Modern Languages education is a subject area with a particularly raw deal in the UK. I remember primary school French, led by the well-meaning but bizarrely non-francophone Miss Burns. Every two weeks, our gaggle of 10-to-11-year-olds was herded into a glorified storage cabinet beneath the stairs in the maths department and given worksheets matching grainy black and white photos of foodstuffs with their French translation. “Poisson…”, I remember our unfortunate teacher reading aloud, “I guess it’s poison if you don’t cook the fish well enough”. Secondary school, while it offered teachers capable of speaking the languages they taught, brought its own problems. The first three years were particularly ineffective, with teachers spending three-quarters of each lesson persuading the class to remain seated before embarking on the herculean task of getting 30 hyperactive 14-year-olds to grasp the concept of verb conjugations.
Out of a year group of 150 pupils, I was one of three who continued languages to a university level.
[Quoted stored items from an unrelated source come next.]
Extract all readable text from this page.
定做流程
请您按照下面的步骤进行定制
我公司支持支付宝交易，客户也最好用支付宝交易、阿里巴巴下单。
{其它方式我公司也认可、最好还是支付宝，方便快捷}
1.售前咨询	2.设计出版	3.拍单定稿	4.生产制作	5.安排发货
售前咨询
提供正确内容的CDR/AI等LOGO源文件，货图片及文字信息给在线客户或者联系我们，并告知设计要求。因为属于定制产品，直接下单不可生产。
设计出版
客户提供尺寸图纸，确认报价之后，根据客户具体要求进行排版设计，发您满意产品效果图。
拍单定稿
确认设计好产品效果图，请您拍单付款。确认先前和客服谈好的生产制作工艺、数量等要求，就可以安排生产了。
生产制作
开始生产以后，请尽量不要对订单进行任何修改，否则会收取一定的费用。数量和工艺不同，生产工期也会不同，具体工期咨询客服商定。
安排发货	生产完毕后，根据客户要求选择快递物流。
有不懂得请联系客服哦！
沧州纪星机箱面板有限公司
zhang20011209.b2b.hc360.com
I (perhaps unwisely) placed my total faith in the system and am now able to speak reasonably fluent Spanish, along with passable German and Arabic. The opportunities I have been offered as a result of my dogged refusal to give up have been numerous, with a year and a half living, studying, and working in North Africa and South America having been invaluable to my personal and professional enrichment. However, I can’t help but mourn the benefits which could be achieved if the UK allowed for more of its children to experience the opportunities which I have been afforded.
This is not where I am going to list my opinions on Brexit. Lord knows that there’s plenty of it going around. The specific relevance of Brexit to this trend, however, stems from the opportunities which are being squandered by those who insist on languages as an afterthought in the British education system. An oft-repeated talking point in the leadup to and aftermath of the fateful referendum was that a UK released from the shackles of free movement and trade obligations would be free to make connections with whomever it liked. “Singapore-on-Thames” became the accepted moniker for a hypothetical UK which, like the alluded-to South Asian City State, would define itself based on being a mediation hub for the great economies of the World around it. However, anyone who promoted such an idea seems to have a very faint idea of how Singapore achieved this unlikely success.
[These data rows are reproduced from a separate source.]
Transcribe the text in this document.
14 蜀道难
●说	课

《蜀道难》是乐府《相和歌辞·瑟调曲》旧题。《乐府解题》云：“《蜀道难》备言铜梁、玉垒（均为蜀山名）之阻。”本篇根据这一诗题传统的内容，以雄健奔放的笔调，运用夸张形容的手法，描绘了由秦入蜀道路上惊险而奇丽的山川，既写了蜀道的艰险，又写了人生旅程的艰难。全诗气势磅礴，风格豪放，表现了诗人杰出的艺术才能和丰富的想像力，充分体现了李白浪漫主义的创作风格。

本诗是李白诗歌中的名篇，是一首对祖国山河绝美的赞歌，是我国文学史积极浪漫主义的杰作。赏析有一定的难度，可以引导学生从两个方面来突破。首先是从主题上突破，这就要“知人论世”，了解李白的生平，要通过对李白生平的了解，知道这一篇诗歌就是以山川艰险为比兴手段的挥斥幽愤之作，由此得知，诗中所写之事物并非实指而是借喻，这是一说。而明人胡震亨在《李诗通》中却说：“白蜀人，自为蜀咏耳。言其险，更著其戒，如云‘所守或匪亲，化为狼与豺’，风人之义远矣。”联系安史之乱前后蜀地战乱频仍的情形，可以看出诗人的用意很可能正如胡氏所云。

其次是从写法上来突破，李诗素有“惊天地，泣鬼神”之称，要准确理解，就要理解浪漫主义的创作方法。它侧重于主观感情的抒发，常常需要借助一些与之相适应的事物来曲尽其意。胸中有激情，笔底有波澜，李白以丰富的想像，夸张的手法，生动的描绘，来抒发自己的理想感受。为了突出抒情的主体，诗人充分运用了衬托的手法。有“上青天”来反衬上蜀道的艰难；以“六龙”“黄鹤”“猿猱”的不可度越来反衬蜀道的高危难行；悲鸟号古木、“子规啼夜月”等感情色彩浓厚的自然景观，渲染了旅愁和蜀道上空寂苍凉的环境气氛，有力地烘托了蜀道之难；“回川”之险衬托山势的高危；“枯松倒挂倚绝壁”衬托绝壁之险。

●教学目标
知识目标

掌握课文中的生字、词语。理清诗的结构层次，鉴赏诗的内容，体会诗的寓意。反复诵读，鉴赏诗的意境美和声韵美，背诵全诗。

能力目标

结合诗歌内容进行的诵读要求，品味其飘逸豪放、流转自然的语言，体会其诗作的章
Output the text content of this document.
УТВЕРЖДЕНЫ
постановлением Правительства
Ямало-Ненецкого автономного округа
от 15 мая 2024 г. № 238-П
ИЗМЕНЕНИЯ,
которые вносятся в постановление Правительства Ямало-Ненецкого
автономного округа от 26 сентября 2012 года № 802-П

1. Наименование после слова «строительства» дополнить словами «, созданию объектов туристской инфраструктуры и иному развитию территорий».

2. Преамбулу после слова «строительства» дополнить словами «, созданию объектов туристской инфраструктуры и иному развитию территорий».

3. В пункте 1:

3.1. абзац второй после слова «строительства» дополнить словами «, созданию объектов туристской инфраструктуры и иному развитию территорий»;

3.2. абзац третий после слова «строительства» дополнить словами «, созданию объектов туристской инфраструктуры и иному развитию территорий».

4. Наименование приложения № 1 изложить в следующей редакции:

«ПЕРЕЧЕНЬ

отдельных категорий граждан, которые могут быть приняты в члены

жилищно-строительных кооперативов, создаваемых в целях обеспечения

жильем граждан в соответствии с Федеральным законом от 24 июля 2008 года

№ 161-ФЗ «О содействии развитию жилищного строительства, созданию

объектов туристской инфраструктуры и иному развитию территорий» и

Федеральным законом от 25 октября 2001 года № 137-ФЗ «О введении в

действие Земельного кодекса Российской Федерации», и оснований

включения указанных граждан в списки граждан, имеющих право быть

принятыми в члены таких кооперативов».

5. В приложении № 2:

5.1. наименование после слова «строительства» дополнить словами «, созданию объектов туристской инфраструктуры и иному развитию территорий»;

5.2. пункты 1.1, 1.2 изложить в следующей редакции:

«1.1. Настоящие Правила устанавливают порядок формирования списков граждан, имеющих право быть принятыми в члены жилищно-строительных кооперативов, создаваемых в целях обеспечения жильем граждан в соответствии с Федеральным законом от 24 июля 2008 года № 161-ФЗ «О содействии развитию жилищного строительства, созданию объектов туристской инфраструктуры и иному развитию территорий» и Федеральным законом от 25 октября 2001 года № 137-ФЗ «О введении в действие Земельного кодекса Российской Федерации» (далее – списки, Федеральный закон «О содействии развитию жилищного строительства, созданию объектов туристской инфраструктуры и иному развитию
Rather than promoting a nationwide effort to reach out to the diverse parts of the world with which an untethered United Kingdom would be able to make new connections, the realities of Post-Brexit trading seemed to be focussed on our fellow English-speaking nations. Even among those who favour a new global trade alliance, Canzuk (Canada, Australia, UK and New Zealand) seems to be the most popular proposal. As a result of having had an Empire defined by long, ambitious ocean voyages of organised theft, those nations which share our language lie rather far from our reach. Even the United States, which seemed all those years ago to be our failsafe backstop against economic irrelevance, has plummeted in its international esteem as a bastion of global stability and economic prosperity. It seems that by the time we hopped the fence, the greener grass was already dead.
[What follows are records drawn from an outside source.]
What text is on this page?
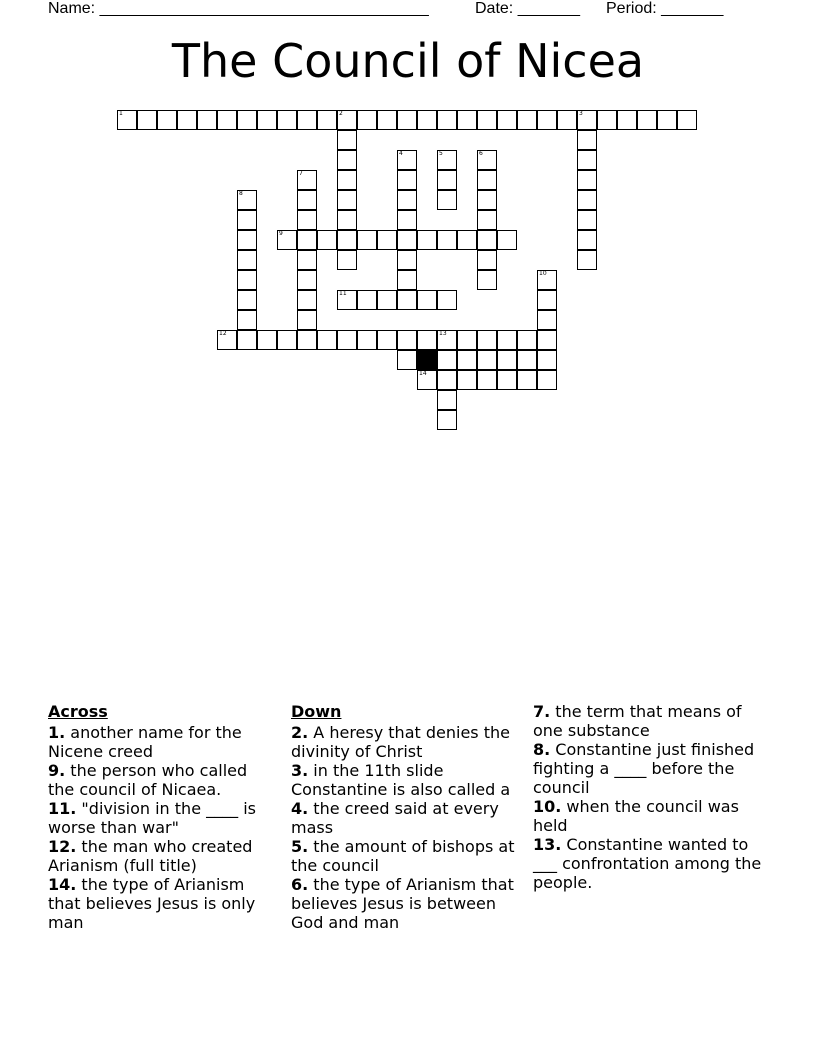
Name: _____________________________________	Date: _______ Period: _______
The Council of Nicea
1	2	3
4	5	6
7
8
9
10
11
12	13
14
Across
1. another name for the Nicene creed
9. the person who called the council of Nicaea.
11. "division in the ____ is worse than war"
12. the man who created Arianism (full title)
14. the type of Arianism that believes Jesus is only man
Down
2. A heresy that denies the divinity of Christ
3. in the 11th slide Constantine is also called a
4. the creed said at every mass
5. the amount of bishops at the council
6. the type of Arianism that believes Jesus is between God and man
7. the term that means of one substance
8. Constantine just finished fighting a ____ before the council
10. when the council was held
13. Constantine wanted to ___ confrontation among the people.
What, then, is to be done? We are sitting on the sidelines of the global stage like a teenager who made no effort before a school dance, alone because he assumed that all the pretty girls would come to him. The lesson of our situation is that if we want to become the World’s free agent we will have to play the field, and the way we do that is speak to the World on its own terms. While the government puts all of its eggs in the basket of Artificial Intelligence and an imagined past of being a titan of global industry, it forgets that a nation is really no more than the sum of its people. By allowing for the population to become more internationally aware and globally mobile, the enrichment of language education would be a step towards the realisation of this potential. If us Brits are good at anything, it’s talking our way out of a sticky situation. Perhaps it’s time to do it in a way that other people can understand.